Ohhh, well … that’s sure something.
YUCK!!!
Yes, I do use low and wide contact BUT I always, always, always make sure that the horse’s face is in front of vertical, checking with my riding teacher to make sure.
Of course a lot of these riders’ hands in this video are really HIGH, not low.
Even on the most inverted or BTV horses I have never held my hands that far apart either.
Oh I had something much different in my head when this thread came up. I do long and low hands when schooling one that’s wiggly or uppity and needs that “channel”–but if a horse is that far behind the vertical, I will literally chuck the reins until it gets back in front. Nothing productive happens in a schooling session with a horse behind the vertical more than 50% of the time.
What’s in the video appears to be a very particular aesthetic. I know nothing of arabian shows so maybe there’s more to it.
Wow. That was… something.
I will just make the observation that while slow motion can be a fun feature for some animal videos, like seeing a dog defy gravity and leap into the air to catch a frisbee, the slow motion feature is not always an improvement.
This is just my own particular viewpoint about that video.
These riders look like they are scared that their horses will take off running uncontrollably.
When I got to ride Arabians, either my own Arabians or the Arabian lesson horses at Debbie’s stable I never had that fear, even with my problems from my MS.

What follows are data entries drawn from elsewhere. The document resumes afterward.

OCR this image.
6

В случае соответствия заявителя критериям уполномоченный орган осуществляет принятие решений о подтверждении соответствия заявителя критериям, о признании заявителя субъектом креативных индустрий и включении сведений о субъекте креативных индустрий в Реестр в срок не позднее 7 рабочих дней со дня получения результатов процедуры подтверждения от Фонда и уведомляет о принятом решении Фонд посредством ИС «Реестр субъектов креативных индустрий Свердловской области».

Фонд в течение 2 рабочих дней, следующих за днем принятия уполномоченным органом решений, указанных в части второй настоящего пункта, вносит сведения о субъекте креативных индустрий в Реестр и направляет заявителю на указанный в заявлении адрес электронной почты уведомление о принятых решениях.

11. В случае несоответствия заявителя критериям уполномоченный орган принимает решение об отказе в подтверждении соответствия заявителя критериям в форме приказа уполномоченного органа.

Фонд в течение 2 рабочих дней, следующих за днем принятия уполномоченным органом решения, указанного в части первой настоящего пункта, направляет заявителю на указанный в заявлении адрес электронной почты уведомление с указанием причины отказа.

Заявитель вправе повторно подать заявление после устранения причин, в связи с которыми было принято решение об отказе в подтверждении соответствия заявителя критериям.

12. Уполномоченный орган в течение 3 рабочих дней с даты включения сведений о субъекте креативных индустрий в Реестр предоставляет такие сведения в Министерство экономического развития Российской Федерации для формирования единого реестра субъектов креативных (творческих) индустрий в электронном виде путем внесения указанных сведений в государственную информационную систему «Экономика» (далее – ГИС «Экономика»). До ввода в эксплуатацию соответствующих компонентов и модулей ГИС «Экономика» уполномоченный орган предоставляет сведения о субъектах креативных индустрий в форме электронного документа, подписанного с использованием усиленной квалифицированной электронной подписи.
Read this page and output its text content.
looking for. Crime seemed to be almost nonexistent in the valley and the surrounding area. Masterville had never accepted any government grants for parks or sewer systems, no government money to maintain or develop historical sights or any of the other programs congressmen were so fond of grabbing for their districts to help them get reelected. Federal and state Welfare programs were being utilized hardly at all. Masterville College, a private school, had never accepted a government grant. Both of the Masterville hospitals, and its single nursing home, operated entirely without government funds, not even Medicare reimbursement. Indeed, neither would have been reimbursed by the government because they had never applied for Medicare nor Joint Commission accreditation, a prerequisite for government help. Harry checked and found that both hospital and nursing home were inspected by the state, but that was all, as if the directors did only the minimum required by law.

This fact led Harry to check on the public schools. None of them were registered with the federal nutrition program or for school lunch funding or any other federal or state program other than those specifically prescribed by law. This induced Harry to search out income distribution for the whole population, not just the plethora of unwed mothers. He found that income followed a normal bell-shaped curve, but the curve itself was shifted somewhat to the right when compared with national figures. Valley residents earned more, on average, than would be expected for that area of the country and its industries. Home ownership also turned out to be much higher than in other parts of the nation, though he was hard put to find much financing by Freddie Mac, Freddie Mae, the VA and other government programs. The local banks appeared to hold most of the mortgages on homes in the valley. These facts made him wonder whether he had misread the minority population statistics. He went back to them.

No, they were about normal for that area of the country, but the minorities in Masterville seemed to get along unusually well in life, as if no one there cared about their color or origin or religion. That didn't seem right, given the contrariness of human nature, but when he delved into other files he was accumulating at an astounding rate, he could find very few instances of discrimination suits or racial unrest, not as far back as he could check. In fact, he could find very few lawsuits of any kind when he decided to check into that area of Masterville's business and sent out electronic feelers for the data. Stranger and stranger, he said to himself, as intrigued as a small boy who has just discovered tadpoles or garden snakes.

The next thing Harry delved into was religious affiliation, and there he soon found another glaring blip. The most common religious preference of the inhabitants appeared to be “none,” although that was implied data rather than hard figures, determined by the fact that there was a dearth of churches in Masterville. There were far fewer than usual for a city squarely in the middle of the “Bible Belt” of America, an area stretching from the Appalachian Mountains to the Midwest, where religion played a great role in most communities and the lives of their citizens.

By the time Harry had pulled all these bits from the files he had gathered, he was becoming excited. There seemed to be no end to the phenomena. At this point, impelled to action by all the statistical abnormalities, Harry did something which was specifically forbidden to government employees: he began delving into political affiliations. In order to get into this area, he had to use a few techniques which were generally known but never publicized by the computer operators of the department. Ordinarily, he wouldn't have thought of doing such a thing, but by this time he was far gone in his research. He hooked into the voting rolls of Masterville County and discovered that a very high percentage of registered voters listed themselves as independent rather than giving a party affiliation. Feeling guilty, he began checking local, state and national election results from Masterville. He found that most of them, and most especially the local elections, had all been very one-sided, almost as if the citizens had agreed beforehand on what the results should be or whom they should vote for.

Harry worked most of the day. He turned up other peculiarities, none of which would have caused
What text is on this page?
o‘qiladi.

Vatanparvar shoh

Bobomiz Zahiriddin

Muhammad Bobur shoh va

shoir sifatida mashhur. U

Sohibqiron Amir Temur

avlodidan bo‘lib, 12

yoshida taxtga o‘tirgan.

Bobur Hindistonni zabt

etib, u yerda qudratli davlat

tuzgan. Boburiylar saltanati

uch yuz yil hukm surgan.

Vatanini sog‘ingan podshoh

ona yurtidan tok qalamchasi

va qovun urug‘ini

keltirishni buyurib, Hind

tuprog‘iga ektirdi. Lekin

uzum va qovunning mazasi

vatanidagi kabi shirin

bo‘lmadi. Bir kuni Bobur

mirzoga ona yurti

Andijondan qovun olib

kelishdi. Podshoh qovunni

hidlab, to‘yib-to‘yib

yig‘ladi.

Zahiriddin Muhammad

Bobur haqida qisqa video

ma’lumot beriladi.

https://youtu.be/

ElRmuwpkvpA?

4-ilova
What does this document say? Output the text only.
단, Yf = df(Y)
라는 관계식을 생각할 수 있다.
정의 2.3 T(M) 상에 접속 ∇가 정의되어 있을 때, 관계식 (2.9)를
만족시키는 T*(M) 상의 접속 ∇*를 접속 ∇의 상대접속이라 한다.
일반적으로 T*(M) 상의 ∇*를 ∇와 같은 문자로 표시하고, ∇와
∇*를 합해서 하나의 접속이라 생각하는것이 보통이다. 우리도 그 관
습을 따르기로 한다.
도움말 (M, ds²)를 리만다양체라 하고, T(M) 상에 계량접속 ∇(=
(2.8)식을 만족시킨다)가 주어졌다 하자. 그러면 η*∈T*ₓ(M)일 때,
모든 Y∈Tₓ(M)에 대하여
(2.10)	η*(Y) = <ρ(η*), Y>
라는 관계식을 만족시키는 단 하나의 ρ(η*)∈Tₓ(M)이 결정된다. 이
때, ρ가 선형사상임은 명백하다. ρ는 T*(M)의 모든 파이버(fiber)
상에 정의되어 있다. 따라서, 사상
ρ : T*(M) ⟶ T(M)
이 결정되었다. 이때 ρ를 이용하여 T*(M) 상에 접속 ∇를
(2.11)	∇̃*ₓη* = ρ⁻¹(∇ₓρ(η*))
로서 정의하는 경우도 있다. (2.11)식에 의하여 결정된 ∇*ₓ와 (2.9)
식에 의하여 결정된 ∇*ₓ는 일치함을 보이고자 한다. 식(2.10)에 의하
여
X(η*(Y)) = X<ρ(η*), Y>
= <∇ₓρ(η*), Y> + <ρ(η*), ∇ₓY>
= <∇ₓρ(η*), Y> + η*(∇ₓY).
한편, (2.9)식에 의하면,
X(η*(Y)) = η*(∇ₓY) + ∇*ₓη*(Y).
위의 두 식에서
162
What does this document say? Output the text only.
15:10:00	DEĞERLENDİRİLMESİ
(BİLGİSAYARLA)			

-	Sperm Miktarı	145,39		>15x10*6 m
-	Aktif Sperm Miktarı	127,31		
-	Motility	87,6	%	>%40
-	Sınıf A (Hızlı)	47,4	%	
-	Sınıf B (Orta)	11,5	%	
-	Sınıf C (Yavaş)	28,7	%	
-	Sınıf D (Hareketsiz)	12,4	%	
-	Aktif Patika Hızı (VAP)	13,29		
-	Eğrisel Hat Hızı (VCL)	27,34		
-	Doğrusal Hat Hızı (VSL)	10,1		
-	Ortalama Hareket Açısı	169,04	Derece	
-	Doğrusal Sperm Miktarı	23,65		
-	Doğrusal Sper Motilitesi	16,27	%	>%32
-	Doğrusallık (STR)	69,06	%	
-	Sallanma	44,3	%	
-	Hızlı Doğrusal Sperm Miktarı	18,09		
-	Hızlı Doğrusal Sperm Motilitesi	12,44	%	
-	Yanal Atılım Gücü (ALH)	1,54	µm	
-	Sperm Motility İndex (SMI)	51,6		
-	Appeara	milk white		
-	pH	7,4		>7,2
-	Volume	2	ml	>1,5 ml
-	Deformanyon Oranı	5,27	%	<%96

Arabians are conformed to carry a good bit of weight when they get to hold their heads where the individual horse wants to carry its head. They are also quite sane as long as they feel that their rider is not torturing them with hands, legs or seat. There is absolutely no NEED to make their horses proceed around the ring in this fashion.
Poor horses!
Gads, thats awful. But the low, wide hands are the least of whats going wrong here. Total insult to the art of the bosal and the long tradition of getting a horse straight up in the bridle and that term has nothing to do with what you see here.
Did learn something by watching though. It is possible to get 4 beats in that slow crawl of a jog.
Too bad, those are really nice horses.